Human Flourishing and the Subjective Dimension of Work

Geoffrey C. Friesen
University of Nebraska-Lincoln

This paper is part of a symposium organized in cooperation with the AEI Initiative on Faith and Public Life titled: “In the Contemporary United States What Would a Truly Humane Economy Look Like?

Abstract: Because economic models affect economic decisions, and these decisions affect our social reality, the models have spillover effects and their assumptions can actually manifest in reality.
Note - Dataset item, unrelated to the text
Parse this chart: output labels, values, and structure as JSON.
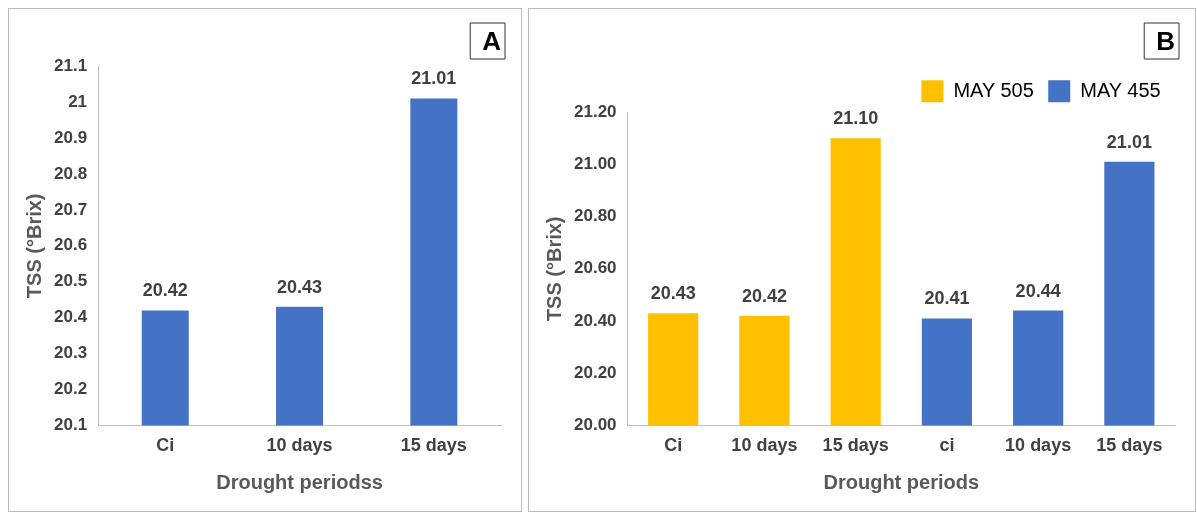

The Biblical account of the human person in the book of Genesis reveals that human work takes on both exterior (objective) and interior (subjective) meaning. This article highlights how models in economics and finance have assumed away the subjective dimension of work, and explores the consequences of this self-limiting assumption. Existing models limit our understanding of human work to the objective dimension characterized by trade-off logic, where actions benefiting a principal come at the expense of the agent (or other stakeholder). Compensation must be paid to the agent to induce the effort/action that leads to the loss in utility. The subjective dimension of human work, grounded both in science and scripture, introduces a fundamentally new type of economic logic, which stands alongside the “logic of costly effort.” Under this new type of “logic of interior meaning and engagement,” actions that benefit the agent can in fact also benefit the
principal. Dropping the assumption that such situations cannot exist is an important preliminary step towards a more humane economy.